Heather had to set her cup of tea down after that one and shut the book. She closed her eyes and tried in vain to get the images of her reading out of her mind, but it seemed the harder she tried, the harder it was to block out. As she laid there, she almost thought she could hear the victims screams and the squeaks of the torture devices. She reminded herself to thank her professor on Monday.

Well, time for more tea and then off to bed, not that she looked forward to the dreams that would haunt her tonight! She slowly got up from the couch and shuffled her slippered feet toward the kitchen. Passing the hallway, she noticed shadowed movements in the porch light at the front door. She hadn't heard anything, but decided to have a look after refilling her cup with steaming, fragrant tea.
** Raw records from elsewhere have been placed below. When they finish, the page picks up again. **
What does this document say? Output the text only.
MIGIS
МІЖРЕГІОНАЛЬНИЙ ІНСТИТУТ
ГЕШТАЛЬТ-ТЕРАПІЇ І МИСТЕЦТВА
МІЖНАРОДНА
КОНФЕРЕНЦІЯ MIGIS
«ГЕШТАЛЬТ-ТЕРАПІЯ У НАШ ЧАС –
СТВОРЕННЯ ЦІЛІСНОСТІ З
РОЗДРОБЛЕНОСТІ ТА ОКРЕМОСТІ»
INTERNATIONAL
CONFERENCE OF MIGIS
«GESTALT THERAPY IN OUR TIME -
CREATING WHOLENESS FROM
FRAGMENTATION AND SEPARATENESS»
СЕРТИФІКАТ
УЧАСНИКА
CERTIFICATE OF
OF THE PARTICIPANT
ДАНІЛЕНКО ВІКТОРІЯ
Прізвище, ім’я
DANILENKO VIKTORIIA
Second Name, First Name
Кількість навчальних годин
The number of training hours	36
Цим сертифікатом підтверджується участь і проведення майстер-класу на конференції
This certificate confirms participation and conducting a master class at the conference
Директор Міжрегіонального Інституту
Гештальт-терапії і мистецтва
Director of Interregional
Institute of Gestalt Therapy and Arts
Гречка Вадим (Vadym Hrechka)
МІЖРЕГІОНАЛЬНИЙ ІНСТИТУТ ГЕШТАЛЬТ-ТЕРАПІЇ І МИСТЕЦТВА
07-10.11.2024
Heather opened the front door exposing the screen door and dropped her cup of tea with a shattering of porcelain on the floor below. Thousands of jeweled eyes turned in unison at the noise, and Heather's heart started to race as she looked at a horde of rats of plague proportions. So that's what all the deer were running from. And the screams she thought she had imagined, were coming from the neighbors houses that had already been broken into. The squeaks were not from the devices she had been reading about, but the furry mass that were making there way toward her now. She heard a crash as something was knocked over upstairs. Taking one last look outside, she noticed that there was one last sound that she had mistaken. It wasn't raining.